The worst times were the weeks around finals. I would barely sleep at all just so that I could get the last few moments studying. I was basing all of my self-worth on how I did on my finals and what my final grades were.

If I had continued basing my self-worth on my grades, I think I would have become very bitter and angry at myself, at my school, at people, at God. When my grades were good, I would have felt successful and happy, but during the year, I would have been a slave to my schoolwork in an endless pursuit of success.

Thank goodness God allowed me to come to Bosnia during the summer after my freshman year of college. I think that one reason God wanted me to come to Bosnia was because it took me out of the situation at school and allowed me to look back and realize that I was headed down the wrong path. Not only was I obsessing about my grades, but I was also neglecting my relationship with Him. In Bosnia, God surrounded me with friends who were intent on making Him first in everything that they did. This was such a blessing to me. Being in Bosnia allowed me to totally recenter my focus on Him, where it should have been all along.

Realizing that I don't have to base my self-worth on grades and success, but instead that I can base it on Jesus Christ has opened the door to peace and freedom. I know now that I don't have to prove myself to anyone by making good grades. Jesus valued me so much that he came to earth to take the punishment for my sins, that I deserved. God loves me so much that He calls me a daughter. And these things never change. They don't require me to make good grades, they don't require me to be really good, to have it all together, or to be successful. They are free gifts, and I only have to accept them.

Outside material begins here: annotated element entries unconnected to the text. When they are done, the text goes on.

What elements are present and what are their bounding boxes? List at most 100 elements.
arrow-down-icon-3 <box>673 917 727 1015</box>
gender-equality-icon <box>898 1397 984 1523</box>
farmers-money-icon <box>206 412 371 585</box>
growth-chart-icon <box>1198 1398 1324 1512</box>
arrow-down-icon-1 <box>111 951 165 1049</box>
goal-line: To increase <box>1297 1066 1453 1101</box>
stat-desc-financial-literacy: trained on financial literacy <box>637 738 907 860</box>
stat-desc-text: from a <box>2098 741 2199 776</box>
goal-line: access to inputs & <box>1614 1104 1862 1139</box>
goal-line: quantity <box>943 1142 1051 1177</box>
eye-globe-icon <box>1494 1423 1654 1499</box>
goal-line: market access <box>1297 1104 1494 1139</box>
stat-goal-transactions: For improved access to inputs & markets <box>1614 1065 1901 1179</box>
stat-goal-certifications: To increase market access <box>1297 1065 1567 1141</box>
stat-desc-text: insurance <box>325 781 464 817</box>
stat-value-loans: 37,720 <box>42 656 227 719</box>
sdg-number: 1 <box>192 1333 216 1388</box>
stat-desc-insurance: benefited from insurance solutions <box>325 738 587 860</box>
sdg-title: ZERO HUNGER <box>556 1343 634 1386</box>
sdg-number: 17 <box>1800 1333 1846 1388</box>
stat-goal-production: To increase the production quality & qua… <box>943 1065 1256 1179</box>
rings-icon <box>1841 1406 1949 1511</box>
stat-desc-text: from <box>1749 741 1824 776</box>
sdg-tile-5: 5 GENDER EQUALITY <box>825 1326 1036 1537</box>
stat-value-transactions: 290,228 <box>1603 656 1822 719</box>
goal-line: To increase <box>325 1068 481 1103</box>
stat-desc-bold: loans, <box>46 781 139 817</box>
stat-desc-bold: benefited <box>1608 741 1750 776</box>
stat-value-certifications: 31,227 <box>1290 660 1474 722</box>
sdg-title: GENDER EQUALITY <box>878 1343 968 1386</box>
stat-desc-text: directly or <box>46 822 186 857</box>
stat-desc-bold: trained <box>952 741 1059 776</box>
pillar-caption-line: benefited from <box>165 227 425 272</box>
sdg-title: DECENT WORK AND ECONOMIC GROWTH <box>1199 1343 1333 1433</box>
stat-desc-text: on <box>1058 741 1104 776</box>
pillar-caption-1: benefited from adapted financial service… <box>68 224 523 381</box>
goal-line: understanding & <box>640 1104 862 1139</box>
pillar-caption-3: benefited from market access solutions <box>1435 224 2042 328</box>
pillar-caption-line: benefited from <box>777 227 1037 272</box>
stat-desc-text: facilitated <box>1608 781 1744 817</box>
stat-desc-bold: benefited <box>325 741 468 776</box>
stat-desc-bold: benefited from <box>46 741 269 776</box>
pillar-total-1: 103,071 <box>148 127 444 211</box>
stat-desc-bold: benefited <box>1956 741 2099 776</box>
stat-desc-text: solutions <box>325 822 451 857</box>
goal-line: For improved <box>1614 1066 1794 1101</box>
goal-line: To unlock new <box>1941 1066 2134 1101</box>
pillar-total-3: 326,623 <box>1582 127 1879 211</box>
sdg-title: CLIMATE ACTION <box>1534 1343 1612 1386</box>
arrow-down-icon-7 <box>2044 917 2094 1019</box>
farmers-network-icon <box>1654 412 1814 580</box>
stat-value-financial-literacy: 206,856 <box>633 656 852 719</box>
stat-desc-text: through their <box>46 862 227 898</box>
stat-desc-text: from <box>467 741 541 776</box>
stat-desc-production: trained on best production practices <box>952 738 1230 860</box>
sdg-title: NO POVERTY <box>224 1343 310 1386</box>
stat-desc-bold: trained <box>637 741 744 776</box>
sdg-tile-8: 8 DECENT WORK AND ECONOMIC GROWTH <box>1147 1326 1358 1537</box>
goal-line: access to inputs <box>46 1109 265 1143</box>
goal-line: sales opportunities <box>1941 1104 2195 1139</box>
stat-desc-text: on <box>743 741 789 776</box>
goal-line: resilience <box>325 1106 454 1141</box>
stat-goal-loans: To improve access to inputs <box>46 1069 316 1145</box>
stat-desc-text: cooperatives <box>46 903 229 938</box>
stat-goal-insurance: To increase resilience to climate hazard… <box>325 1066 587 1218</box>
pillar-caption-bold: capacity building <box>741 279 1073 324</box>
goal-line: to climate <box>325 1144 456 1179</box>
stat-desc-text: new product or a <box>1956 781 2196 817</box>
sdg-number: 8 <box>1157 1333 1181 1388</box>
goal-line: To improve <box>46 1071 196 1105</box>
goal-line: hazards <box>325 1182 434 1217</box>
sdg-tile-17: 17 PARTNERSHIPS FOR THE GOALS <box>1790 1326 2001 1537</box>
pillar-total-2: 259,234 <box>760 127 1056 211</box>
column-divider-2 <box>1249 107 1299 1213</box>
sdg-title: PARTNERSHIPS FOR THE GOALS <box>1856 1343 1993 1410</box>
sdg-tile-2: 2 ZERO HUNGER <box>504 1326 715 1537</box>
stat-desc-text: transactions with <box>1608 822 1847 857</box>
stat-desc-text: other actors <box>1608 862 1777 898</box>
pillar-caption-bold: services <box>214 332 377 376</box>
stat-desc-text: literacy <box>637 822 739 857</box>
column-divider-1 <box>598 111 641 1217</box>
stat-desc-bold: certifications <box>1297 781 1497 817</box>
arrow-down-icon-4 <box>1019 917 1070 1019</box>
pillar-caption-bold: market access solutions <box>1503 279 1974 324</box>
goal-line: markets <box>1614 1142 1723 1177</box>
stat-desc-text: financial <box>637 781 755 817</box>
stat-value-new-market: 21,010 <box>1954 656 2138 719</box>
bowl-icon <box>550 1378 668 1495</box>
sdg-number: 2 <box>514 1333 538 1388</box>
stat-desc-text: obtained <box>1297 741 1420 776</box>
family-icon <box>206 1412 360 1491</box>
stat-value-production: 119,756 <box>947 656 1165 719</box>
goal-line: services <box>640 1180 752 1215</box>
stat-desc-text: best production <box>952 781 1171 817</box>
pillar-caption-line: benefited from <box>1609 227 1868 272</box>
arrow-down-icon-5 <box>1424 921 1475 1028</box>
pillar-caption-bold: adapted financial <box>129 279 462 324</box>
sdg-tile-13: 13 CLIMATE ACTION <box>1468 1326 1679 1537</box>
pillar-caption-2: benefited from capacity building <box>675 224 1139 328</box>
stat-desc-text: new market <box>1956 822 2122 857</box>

Since God helped me to realize that, I've had much more peace and joy in my life. Sometimes my tendency is to go back to how I was and to start focusing on success too much. But God is faithful to bring me back and to forgive me when I sin and value success more than I value Him. This past year has been much better than my first. I have been able to better balance my time to include friends and family and sleep, but most importantly, I've been able to keep God as my first priority. And He has always been faithful to me.